The kernel runs fine. However, if I replace results[id]=A with something trivial like results[id]=10 or just comment out that line it runs much faster (10 times) and uses much fewer registers as given by --ptxas-options=-v. The kernel doesn't help if I comment out that line. Does the CUDA compiler know this by looking at the passed parameters? And so it chooses to do nothing?


Solution

  • What you are seeing is the result of compiler optimisation. The compile will prune "dead" code, that is code which doesn't directly result in a memory write.
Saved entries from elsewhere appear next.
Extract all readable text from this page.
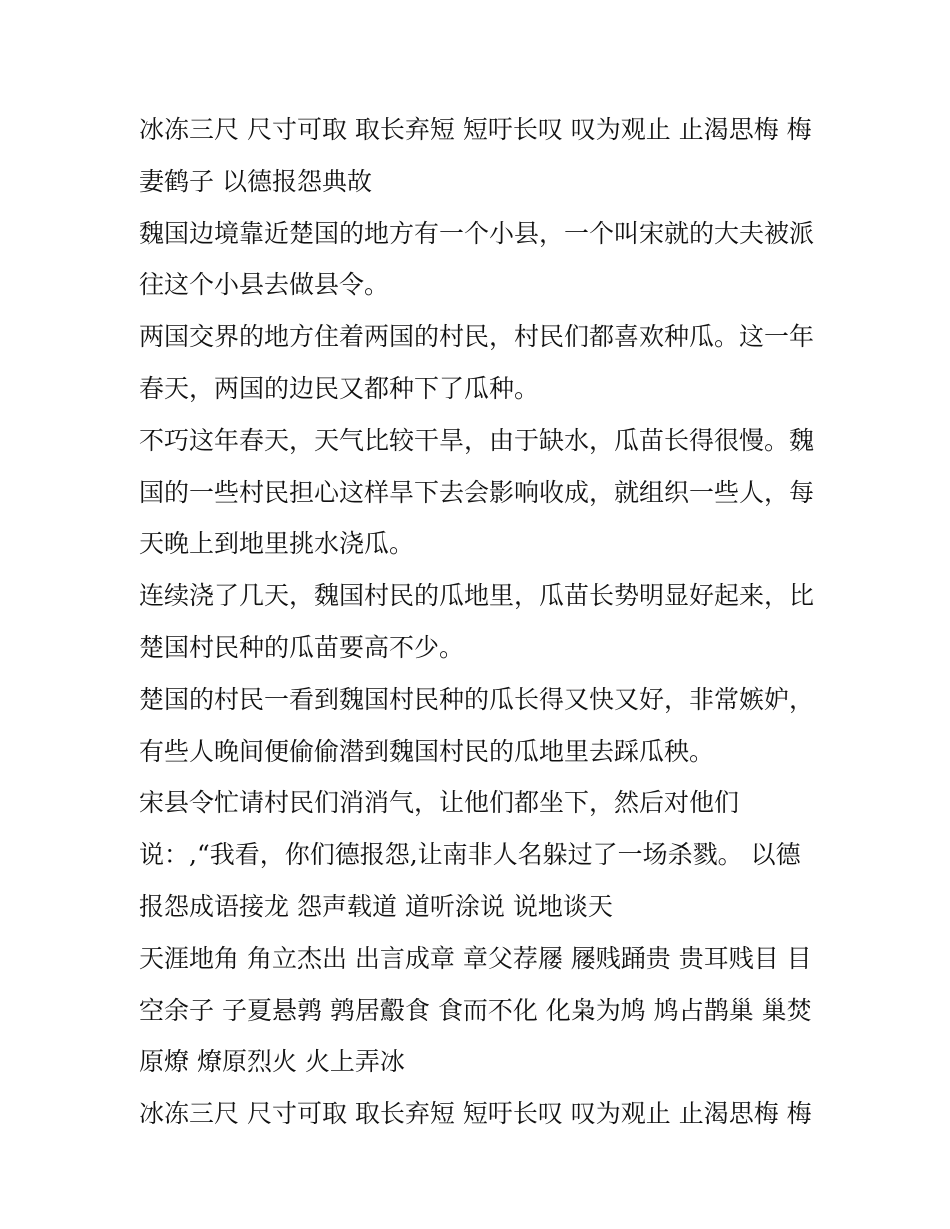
冰冻三尺 尺寸可取 取长弃短 短吁长叹 叹为观止 止渴思梅 梅妻鹤子 以德报怨典故

魏国边境靠近楚国的地方有一个小县，一个叫宋就的大夫被派往这个小县去做县令。

两国交界的地方住着两国的村民，村民们都喜欢种瓜。这一年春天，两国的边民又都种下了瓜种。

不巧这年春天，天气比较干旱，由于缺水，瓜苗长得很慢。魏国的一些村民担心这样旱下去会影响收成，就组织一些人，每天晚上到地里挑水浇瓜。

连续浇了几天，魏国村民的瓜地里，瓜苗长势明显好起来，比楚国村民种的瓜苗要高不少。

楚国的村民一看到魏国村民种的瓜长得又快又好，非常嫉妒，有些人晚间便偷偷潜到魏国村民的瓜地里去踩瓜秧。

宋县令忙请村民们消消气，让他们都坐下，然后对他们

说：,“我看，你们德报怨,让南非人名躲过了一场杀戮。 以德报怨成语接龙 怨声载道 道听涂说 说地谈天

天涯地角 角立杰出 出言成章 章父荐屦 屦贱踊贵 贵耳贱目 目空余子 子夏悬鹑 鹑居鷇食 食而不化 化枭为鸠 鸠占鹊巢 巢焚原燎 燎原烈火 火上弄冰

冰冻三尺 尺寸可取 取长弃短 短吁长叹 叹为观止 止渴思梅 梅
So your kernel

    __global__ void kernel(unsigned int jobs_todo, char* database, float* results ) {
    
      unsigned int id = threadIdx.x + blockIdx.x * blockDim.x;
      float A = 0; int i; char ch;
      if(id < jobs_todo) {
        for(i = 0; i < 1000; i += 1){
         ch = database[jobs_todo*i + id];
         if(ch == 'A') A++;
       }
       results[id]=10;
    }
    

    is effectively optimised to

    __global__ void kernel(unsigned int jobs_todo, char* database, float* results ) {
    
      unsigned int id = threadIdx.x + blockIdx.x * blockDim.x;
      results[id]=10;
    }
    

    Obviously the register footprint and execution time of the reduced code is much lower than your full code. You can confirm this by compiling your code to PTX and inspecting the emitted code.